姜榕一看,绣得确实还可以,如果真是从她在杂志上发表教程后才开始学,没准又是一个董凤芸这样的天赋人才。
不过只看一个帕子,姜榕没办法继续深入判断,这个女孩子的天赋是否能跟董凤芸差不多。
但这帕子确实让姜榕对修帕子的人提起了兴趣:“我们厂里现在的技术顾问是我带出来的,改天等她有空,我让她来找你,到时候你让她看看你闺女做活,如果有天赋,我们不会让她被埋没。”
正好手工艺品厂也要开始慢慢把技术科组建起来了。
现在技术顾问还是归到生产科,但以后厂子越大,各部门分得就越细,技术科组建起来只是时间问题。
那位工作人员没想到今天会得到这么大的一个惊喜,握着姜榕的手忙道:“不用麻烦董顾问来,她平时要上班,肯定很忙,下班了也得休息,再跑一趟多累呀!我闺女没工作,平时在家也就是练练绣功,时间多得很,麻烦您跟董顾问说,她什么时候有空跟王海涛说一声,让他给我带个话,我让我闺女带着做刺绣的东西去自己找董顾问。”
姜榕:“那也行,我会让凤芸尽快抽出空来。”
聊了一会儿后,姜榕就告辞了。
那位工作人员送她出去时,一路上不住地说感谢的话。
直到姜榕的在巷子拐角消失,才依依不舍地转身回办公室。
次日早上,姜榕来到办公室,又问王海涛于建有没有从老家回来。
王海涛还是摇头,姜榕昨天没把这事报上去,帮于建拖了一天他还没回来,已经算是仁至义尽,再不报她就要担责了。
姜榕于是向厂人事科正式报告了这件事,同时把于建老家的电话号码一起报上去,没有自己私下去联系。
她作为领导能去于建家走访就可以了,后续找人这事是人事科的事。
如果后续事情发展下去,事态变得更严重,也是由保卫科介入调查,供销科只需要配合,提供一些必要的信息。
于建这事在姜榕这里算是暂时告一段落,他暂时没回来,原本安排给他的工作,只好也暂时先分给其他人做。
答应街道办那个工作人员的事,姜榕也没糊弄,中午在食堂遇到董凤芸时,数遍她说了一下。

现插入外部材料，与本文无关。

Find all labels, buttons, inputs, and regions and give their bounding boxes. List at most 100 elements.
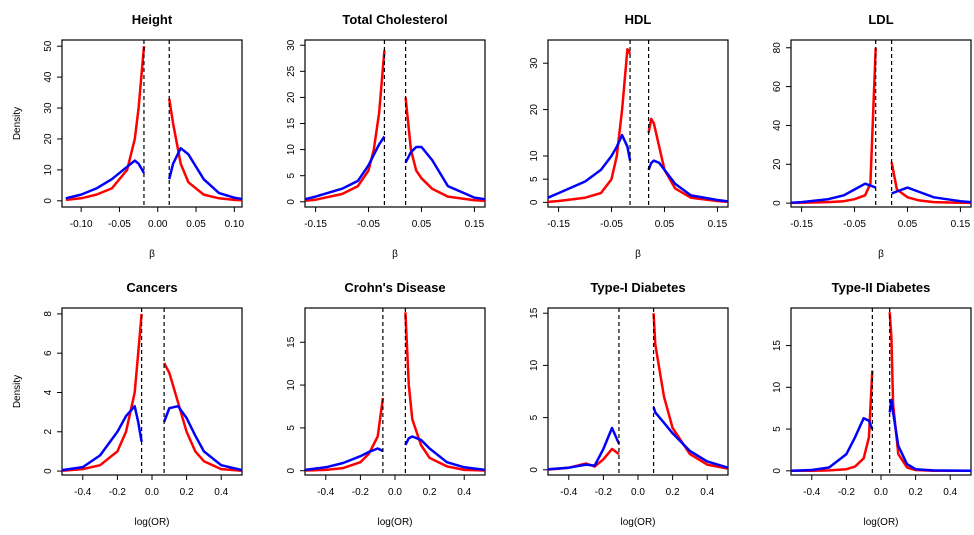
- y-tick-label: 50: [43, 40, 54, 52]
- x-tick-label: 0.0: [631, 487, 645, 498]
- x-tick-label: 0.4: [214, 487, 228, 498]
- density-line: [304, 435, 486, 472]
- y-tick-label: 40: [772, 119, 783, 131]
- x-axis-label: log(OR): [377, 517, 412, 528]
- y-tick-label: 60: [772, 81, 783, 93]
- density-line: [547, 313, 729, 471]
- y-tick-label: 80: [772, 42, 783, 54]
- panel: Cancers log(OR) Density -0.4 -0.2 0.0 0.2 0.4 0 2…: [12, 280, 243, 528]
- x-tick-label: -0.2: [109, 487, 127, 498]
- plot-frame: [61, 307, 243, 476]
- y-tick-label: 0: [529, 467, 540, 473]
- y-tick-label: 15: [286, 336, 297, 348]
- x-tick-label: 0.05: [898, 219, 918, 230]
- x-tick-label: 0.00: [148, 219, 168, 230]
- density-line: [791, 312, 971, 473]
- x-tick-label: -0.10: [70, 219, 93, 230]
- x-tick-label: 0.15: [708, 219, 728, 230]
- density-line: [304, 135, 486, 201]
- density-line: [547, 48, 729, 204]
- x-tick-label: 0.2: [909, 487, 923, 498]
- y-tick-label: 6: [43, 350, 54, 356]
- plot-frame: [790, 39, 972, 208]
- density-line: [790, 398, 972, 473]
- y-tick-label: 5: [286, 172, 297, 178]
- y-tick-label: 15: [286, 118, 297, 130]
- density-line: [304, 312, 486, 472]
- y-tick-label: 0: [43, 468, 54, 474]
- y-tick-label: 20: [772, 158, 783, 170]
- y-tick-label: 5: [529, 414, 540, 420]
- y-tick-label: 30: [43, 102, 54, 114]
- y-tick-label: 30: [286, 39, 297, 51]
- y-tick-label: 25: [286, 65, 297, 77]
- x-tick-label: 0.4: [700, 487, 714, 498]
- panel: Height β Density -0.10 -0.05 0.00 0.05 0.10 0 10 2…: [12, 12, 245, 260]
- x-tick-label: 0.2: [180, 487, 194, 498]
- x-tick-label: 0.10: [225, 219, 245, 230]
- y-axis-label: Density: [12, 375, 23, 408]
- x-tick-label: 0.0: [145, 487, 159, 498]
- y-tick-label: 8: [43, 311, 54, 317]
- y-tick-label: 15: [529, 307, 540, 319]
- y-axis-label: Density: [12, 107, 23, 140]
- y-tick-label: 4: [43, 389, 54, 395]
- y-tick-label: 20: [286, 91, 297, 103]
- plot-frame: [547, 307, 729, 476]
- y-tick-label: 10: [43, 164, 54, 176]
- y-tick-label: 15: [772, 340, 783, 352]
- panel-title: HDL: [625, 12, 652, 27]
- y-tick-label: 20: [43, 133, 54, 145]
- x-tick-label: -0.2: [595, 487, 613, 498]
- x-tick-label: 0.4: [457, 487, 471, 498]
- x-tick-label: -0.05: [600, 219, 623, 230]
- density-line: [61, 404, 243, 472]
- plot-frame: [790, 307, 972, 476]
- x-tick-label: -0.4: [803, 487, 821, 498]
- panel-title: Type-II Diabetes: [832, 280, 931, 295]
- density-line: [65, 146, 243, 201]
- x-tick-label: 0.0: [388, 487, 402, 498]
- x-tick-label: 0.05: [186, 219, 206, 230]
- x-tick-label: -0.05: [108, 219, 131, 230]
- y-tick-label: 30: [529, 57, 540, 69]
- density-line: [61, 313, 243, 472]
- x-tick-label: -0.15: [547, 219, 570, 230]
- y-tick-label: 0: [772, 468, 783, 474]
- panel: Type-I Diabetes log(OR) -0.4 -0.2 0.0 0.2 0.4 0…: [529, 280, 729, 528]
- y-tick-label: 10: [529, 359, 540, 371]
- plot-frame: [61, 39, 243, 208]
- y-tick-label: 10: [772, 381, 783, 393]
- y-tick-label: 0: [772, 200, 783, 206]
- panel: Total Cholesterol β -0.15 -0.05 0.05 0.15 0 5 10…: [286, 12, 486, 260]
- x-tick-label: -0.2: [352, 487, 370, 498]
- panel-title: Height: [132, 12, 173, 27]
- y-tick-label: 40: [43, 71, 54, 83]
- panel: LDL β -0.15 -0.05 0.05 0.15 0 20 40 60 80: [772, 12, 972, 260]
- panel-title: Crohn's Disease: [344, 280, 445, 295]
- x-axis-label: log(OR): [620, 517, 655, 528]
- x-tick-label: 0.15: [951, 219, 971, 230]
- density-line: [547, 406, 729, 471]
- x-tick-label: -0.4: [317, 487, 335, 498]
- x-tick-label: -0.2: [838, 487, 856, 498]
- panel-title: Cancers: [126, 280, 177, 295]
- y-tick-label: 0: [286, 199, 297, 205]
- density-line: [547, 133, 729, 203]
- panel-title: Total Cholesterol: [342, 12, 447, 27]
- y-tick-label: 5: [772, 426, 783, 432]
- panel: HDL β -0.15 -0.05 0.05 0.15 0 5 10 20 30: [529, 12, 729, 260]
- y-tick-label: 0: [43, 198, 54, 204]
- panel-title: Type-I Diabetes: [590, 280, 685, 295]
- x-tick-label: -0.4: [560, 487, 578, 498]
- x-tick-label: -0.15: [790, 219, 813, 230]
- y-tick-label: 10: [529, 150, 540, 162]
- x-axis-label: log(OR): [134, 517, 169, 528]
- x-tick-label: -0.4: [74, 487, 92, 498]
- x-tick-label: 0.0: [874, 487, 888, 498]
- x-axis-label: β: [878, 249, 884, 260]
- y-tick-label: 5: [529, 176, 540, 182]
- y-tick-label: 2: [43, 429, 54, 435]
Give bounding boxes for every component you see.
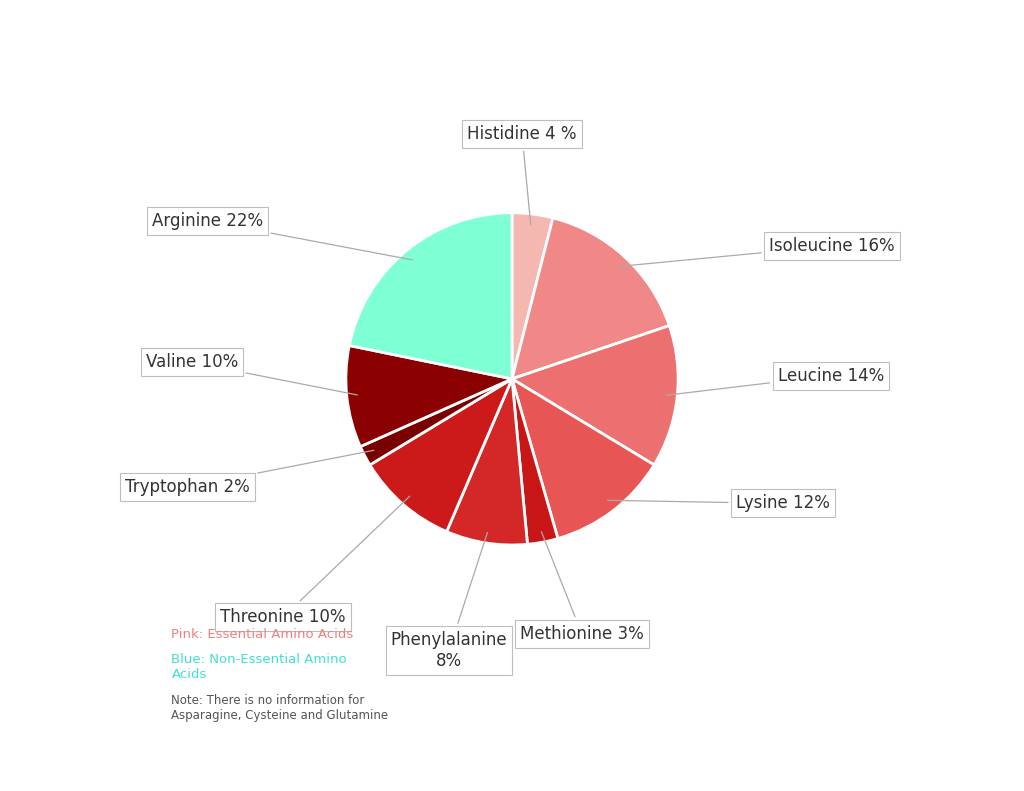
Text: Methionine 3%: Methionine 3% [520,532,644,643]
Text: Blue: Non-Essential Amino
Acids: Blue: Non-Essential Amino Acids [171,653,347,681]
Text: Pink: Essential Amino Acids: Pink: Essential Amino Acids [171,628,353,641]
Wedge shape [346,346,512,447]
Text: Leucine 14%: Leucine 14% [667,366,884,396]
Text: Arginine 22%: Arginine 22% [152,212,413,260]
Wedge shape [512,379,654,539]
Wedge shape [446,379,527,545]
Text: Valine 10%: Valine 10% [145,354,357,395]
Wedge shape [370,379,512,532]
Text: Tryptophan 2%: Tryptophan 2% [125,450,374,496]
Wedge shape [512,218,670,379]
Text: Phenylalanine
8%: Phenylalanine 8% [390,532,507,670]
Wedge shape [512,213,553,379]
Wedge shape [512,326,678,465]
Wedge shape [349,213,512,379]
Text: Note: There is no information for
Asparagine, Cysteine and Glutamine: Note: There is no information for Aspara… [171,694,388,722]
Wedge shape [360,379,512,465]
Text: Lysine 12%: Lysine 12% [607,494,830,513]
Text: Isoleucine 16%: Isoleucine 16% [618,237,895,267]
Wedge shape [512,379,558,544]
Text: Histidine 4 %: Histidine 4 % [467,125,577,225]
Text: Threonine 10%: Threonine 10% [220,496,410,626]
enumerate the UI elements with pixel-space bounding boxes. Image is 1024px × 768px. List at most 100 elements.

董凤芸一向重视姜榕说的话,尤其是能让她特地提的事,她更是重视。
这个星期的星期六跑到供销科请王海涛帮忙捎话,又让嫂子方娇给家里带了个口信,说自己这个星期日有事,就不回制衣厂那边了。
星期日就跟街道办那位工作人员的女儿朱美茵见面了。
姜榕没跟着一起,既然要让董凤芸走技术这条路,以后独当一面,当然也要让她学会如何选择队友。
星期日,于建还是没消息,姜榕星期六回家前特地去人事科了解了一下寻找的进度。
人事科科长说:“我们之前给他老家打过电话,那边说,于建家今年跟往年差不多时间,从老家出发回江凌,但是一直没到,我们已经联系铁路局那边,那边说于建他爸也没能按时回去上班,他爸单位那边的同志正在跟于建老家的铁路局核实他们一家有没有上车。”
这年头没有什么实名制,坐火车‘对票不对人’,如果他们只是普通乘客,找起来还挺麻烦。
但于建他爸在铁路局工作,是铁路局内部人员又是个小领导。
内部人员和直系亲属坐火车都享受福利待遇,哪怕当时车上的工作人员跟他不是同一个局的人,也是在同一个系统。
他爸上车后,不可能不跟对方打个招呼。
姜榕听了人事科科长的话,问道:“我们去联系了他们才核实,也就是说,于建他爸也跟他一样,这么久没能按时回去上班,然后那边竟然是等我们这边联系才查?”
她说着都感觉有点无语了。
于建只是个普通职员,没回来上班影响不大,只要她这个顶头上司帮着遮掩,不上报不追究,上面还有可能不知道,他的活也有别人能替代。
但他爸大小也是个领导,难道不用回来安排手底下人的工作?
而且还是铁路局这样会遇到更多突发情况,需要及时处理的单位。